In re: JOSE L. GARCIA-MORALES
- Summarized by Jonathan Batiste , Rensselaer Polytechnic Institute
- 6 months 10 hours ago
- Case Type:
- Consumer
- Case Status:
- Affirmed
- Citation:
- No. 24-1384 (10th Circuit, Aug 19,2025) Published
- Tag(s):
-
- Ruling:
- The circuit court affirmed the district court’s decision affirming the bankruptcy court’s denial of Appellant’s motion to compel turnover of Debtor’s federal income tax refund. “Attributed to” means some degree of causation under Colorado law, and the “but-for” test applies. The Colorado Legislature did not intend for a pro-rata method to be used for determining causation. Exemption statutes must be liberally construed in Colorado. Debtor’s refund, stemming from a refundable child tax credit, was wholly exempt under Colorado law. The lower courts did not err in their decisions.
- Procedural context:
- Debtor filed for chapter 7 bankruptcy. Debtor and the trustee agreed that Debtor would turn over any tax refunds to the trustee, who would then return any exempt portion to Debtor. The bankruptcy court approved the agreement. The trustee moved to compel turnover of non-exempt portions of a tax refund Debtor received post-petition; Debtor claimed that 100 percent of the refund was exempt. The bankruptcy court denied the trustee’s motion, and the trustee appealed to the district court. The district court affirmed the bankruptcy court’s decision, and the trustee appealed to the circuit court.
- Facts:
- Jose L. Garcia Morales (“Debtor”) petitioned for chapter 7 bankruptcy in 2021. Debtor listed his 2021 tax returns payable in 2022 in his schedule of assets; however, he maintained that such refunds would be exempt and valueless to creditors. Debtor filed joint tax returns with his spouse, but his spouse did not join the petition for bankruptcy. Debtor was entitled to a $1,455 federal income tax refund. Debtor and trustee agreed that Debtor would turn over any tax refunds to the trustee and keep the non-exempt portion of the refunds. The trustee moved to compel turnover of the non-exempt portion of the tax refunds when they were received. However, the bankruptcy court denied the motion after concluding that the refund was 100 percent exempt under Colorado law.

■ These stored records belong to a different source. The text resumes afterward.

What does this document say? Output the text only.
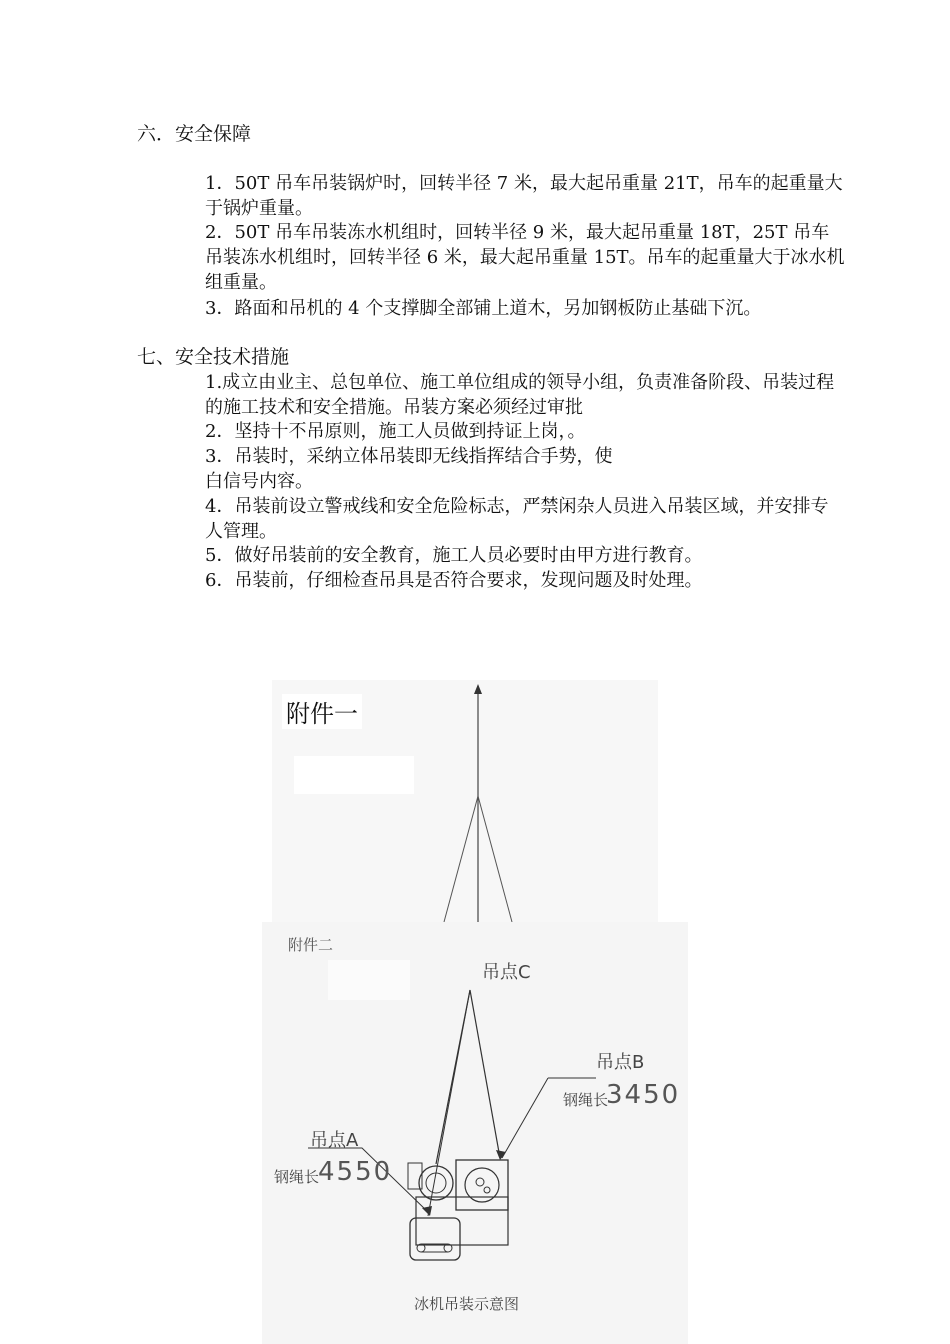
六．安全保障
1．50T 吊车吊装锅炉时，回转半径 7 米，最大起吊重量 21T，吊车的起重量大于锅炉重量。
2．50T 吊车吊装冻水机组时，回转半径 9 米，最大起吊重量 18T，25T 吊车吊装冻水机组时，回转半径 6 米，最大起吊重量 15T。吊车的起重量大于冰水机组重量。
3．路面和吊机的 4 个支撑脚全部铺上道木，另加钢板防止基础下沉。
七、安全技术措施
1.成立由业主、总包单位、施工单位组成的领导小组，负责准备阶段、吊装过程的施工技术和安全措施。吊装方案必须经过审批
2．坚持十不吊原则，施工人员做到持证上岗，。
3．吊装时，采纳立体吊装即无线指挥结合手势，使
白信号内容。
4．吊装前设立警戒线和安全危险标志，严禁闲杂人员进入吊装区域，并安排专人管理。
5．做好吊装前的安全教育，施工人员必要时由甲方进行教育。
6．吊装前，仔细检查吊具是否符合要求，发现问题及时处理。
附件一
附件二
吊点C
吊点B
钢绳长
3450
吊点A
钢绳长
4550
冰机吊装示意图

The court found the refund to be exempt because it was caused by a refundable child tax credit. The trustee appealed, and the district court affirmed the bankruptcy court’s decision. The trustee then appealed again to the circuit court. When applying Colorado law, the circuit court recognized that the Colorado Supreme Court had not interpreted the meaning of “attributed to” in the context of the tax exemption statute. The court looked at the statute’s plain meaning and determined that “but-for” causation was applicable. The Colorado Legislature could have specified the use of a pro-rata method in the statute, but it did not do so. The court found that exemption statutes must be liberally construed in Colorado.